Pre-clinical studies conducted in various animal species have demonstrated that toxic effects occur in animals at doses much higher than those required for therapeutic use in humans.
In toxicity studies at repeated doses, the effects most commonly reported were increased calciuria and decreased phosphaturia and proteinuria.
Hypercalcaemia has been reported in high doses. In a state of prolonged hypercalcaemia, histological alterations (calcification) were more frequently borne by the kidneys, heart, aorta, testes, thymus and intestinal mucosa.
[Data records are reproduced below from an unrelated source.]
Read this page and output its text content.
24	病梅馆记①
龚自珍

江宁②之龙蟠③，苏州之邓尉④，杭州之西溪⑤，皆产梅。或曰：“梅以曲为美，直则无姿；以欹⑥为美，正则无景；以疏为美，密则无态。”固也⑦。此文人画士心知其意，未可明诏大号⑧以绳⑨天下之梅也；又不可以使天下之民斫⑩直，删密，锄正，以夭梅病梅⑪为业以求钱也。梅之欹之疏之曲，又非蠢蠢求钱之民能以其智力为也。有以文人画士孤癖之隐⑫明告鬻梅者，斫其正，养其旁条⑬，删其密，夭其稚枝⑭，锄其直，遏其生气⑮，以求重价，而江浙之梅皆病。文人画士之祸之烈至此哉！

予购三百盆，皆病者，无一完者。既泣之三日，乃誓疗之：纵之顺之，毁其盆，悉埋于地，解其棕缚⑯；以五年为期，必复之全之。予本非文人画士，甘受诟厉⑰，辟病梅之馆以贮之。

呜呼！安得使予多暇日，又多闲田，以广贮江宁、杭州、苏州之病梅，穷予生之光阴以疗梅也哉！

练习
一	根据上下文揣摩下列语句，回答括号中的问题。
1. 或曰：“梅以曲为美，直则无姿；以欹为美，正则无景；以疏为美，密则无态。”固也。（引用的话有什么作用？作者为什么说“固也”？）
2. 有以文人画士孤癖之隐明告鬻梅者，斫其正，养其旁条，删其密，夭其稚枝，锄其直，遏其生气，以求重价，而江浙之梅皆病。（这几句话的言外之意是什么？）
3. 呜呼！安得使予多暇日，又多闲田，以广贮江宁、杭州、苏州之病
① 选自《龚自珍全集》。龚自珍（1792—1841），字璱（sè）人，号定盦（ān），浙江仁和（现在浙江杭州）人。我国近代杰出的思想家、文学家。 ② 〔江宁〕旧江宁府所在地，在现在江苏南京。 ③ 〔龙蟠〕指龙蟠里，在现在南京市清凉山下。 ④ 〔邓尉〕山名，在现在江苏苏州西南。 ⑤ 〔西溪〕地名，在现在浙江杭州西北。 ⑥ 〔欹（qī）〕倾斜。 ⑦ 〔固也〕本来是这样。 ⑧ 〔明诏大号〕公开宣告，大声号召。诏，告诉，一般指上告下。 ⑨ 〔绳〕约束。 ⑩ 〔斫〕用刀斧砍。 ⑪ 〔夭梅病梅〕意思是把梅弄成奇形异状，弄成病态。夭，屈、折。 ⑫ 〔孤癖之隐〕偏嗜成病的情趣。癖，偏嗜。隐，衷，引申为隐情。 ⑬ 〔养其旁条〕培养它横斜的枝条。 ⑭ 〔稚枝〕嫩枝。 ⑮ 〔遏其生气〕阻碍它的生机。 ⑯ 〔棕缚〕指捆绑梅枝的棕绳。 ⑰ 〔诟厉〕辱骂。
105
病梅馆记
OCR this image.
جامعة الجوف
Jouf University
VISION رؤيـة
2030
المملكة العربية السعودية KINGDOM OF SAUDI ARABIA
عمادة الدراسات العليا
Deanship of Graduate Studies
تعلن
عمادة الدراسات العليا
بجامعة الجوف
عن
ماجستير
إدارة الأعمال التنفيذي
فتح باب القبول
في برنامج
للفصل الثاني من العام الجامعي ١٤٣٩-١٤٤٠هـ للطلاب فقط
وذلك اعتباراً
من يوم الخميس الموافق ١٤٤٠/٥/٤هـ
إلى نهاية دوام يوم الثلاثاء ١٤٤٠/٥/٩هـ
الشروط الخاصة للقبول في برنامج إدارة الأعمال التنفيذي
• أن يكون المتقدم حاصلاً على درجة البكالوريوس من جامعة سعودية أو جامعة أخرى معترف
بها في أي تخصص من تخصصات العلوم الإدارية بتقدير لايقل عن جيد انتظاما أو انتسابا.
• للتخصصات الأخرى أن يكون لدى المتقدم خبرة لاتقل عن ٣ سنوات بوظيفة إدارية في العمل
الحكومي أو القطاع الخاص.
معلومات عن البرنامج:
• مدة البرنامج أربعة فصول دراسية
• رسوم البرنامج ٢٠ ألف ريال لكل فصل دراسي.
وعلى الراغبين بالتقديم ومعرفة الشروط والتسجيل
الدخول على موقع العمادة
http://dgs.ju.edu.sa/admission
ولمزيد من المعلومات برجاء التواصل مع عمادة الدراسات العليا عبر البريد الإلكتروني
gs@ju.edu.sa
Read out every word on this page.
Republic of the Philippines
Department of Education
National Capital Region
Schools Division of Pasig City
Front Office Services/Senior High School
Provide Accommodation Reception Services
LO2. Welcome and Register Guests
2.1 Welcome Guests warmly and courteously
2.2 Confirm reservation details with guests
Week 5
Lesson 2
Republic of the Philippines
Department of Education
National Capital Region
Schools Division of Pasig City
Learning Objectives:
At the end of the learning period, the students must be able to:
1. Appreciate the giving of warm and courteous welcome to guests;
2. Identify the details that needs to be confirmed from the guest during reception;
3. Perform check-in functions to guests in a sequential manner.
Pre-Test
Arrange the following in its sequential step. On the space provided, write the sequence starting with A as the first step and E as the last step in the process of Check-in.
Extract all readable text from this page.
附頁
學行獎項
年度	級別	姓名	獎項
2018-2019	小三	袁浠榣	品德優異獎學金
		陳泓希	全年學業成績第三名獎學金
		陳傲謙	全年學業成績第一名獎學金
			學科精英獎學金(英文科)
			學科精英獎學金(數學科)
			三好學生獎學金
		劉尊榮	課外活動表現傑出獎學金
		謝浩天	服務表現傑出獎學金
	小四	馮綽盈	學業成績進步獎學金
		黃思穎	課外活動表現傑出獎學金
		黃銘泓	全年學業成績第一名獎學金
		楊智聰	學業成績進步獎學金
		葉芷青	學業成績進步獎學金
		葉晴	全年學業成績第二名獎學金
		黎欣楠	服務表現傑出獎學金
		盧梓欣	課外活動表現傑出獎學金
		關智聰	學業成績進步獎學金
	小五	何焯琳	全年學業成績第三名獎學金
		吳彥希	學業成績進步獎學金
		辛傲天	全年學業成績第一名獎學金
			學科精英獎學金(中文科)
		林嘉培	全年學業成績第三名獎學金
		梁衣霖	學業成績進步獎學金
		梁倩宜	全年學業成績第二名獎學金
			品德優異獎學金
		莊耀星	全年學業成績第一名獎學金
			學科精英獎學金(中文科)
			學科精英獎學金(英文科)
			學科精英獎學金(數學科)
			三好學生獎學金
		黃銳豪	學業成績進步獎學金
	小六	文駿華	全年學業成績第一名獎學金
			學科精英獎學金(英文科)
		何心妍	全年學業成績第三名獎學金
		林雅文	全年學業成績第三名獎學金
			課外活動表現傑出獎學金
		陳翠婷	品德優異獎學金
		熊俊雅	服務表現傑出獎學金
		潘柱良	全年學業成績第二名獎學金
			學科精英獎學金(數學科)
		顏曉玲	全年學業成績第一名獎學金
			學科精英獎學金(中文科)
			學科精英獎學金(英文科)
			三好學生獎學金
Colecalciferol (vitamin D3) has been shown to be teratogenic at high doses in animals.
At doses equivalent to those used therapeutically, colecalciferol (vitamin D3) has no teratogenic activity.
Colecalciferol (vitamin D3) has no potential mutagenic or carcinogenic activity.
Microcephaly, cardiac malformations and skeletal abnormalities were observed in the offspring. Offspring from pregnant rabbits treated with high doses of vitamin D had lesions anatomically similar to supravalvular aortic stenosis and offspring not showing such changes show vasculotoxicity similar to that of adults following acute vitamin D toxicity. Colecalciferol is also foetotoxic in mice with fewer and smaller offspring from pregnant mice receiving medium and high dose Vitamin D.
Refined olive oil,
Titanium dioxide (E 171),
Iron oxide yellow (E 172),
Iron oxide black (E 172).
Do not store above 30° C.
Do not freeze.
Store in the original package in order to protect from light..
The immediate container is an Aluminium-PVC/PVDC blisters in cardboard boxes.
Packs of 3 capsules (1 blister/box), 4 capsules (1 blister/box), 8 capsules (2 blisters/box) and 12 capsules (3 blisters/box).
Not all pack sizes may be marketed.
Any unused medicinal product or waste material should be disposed of in accordance with the local requirements.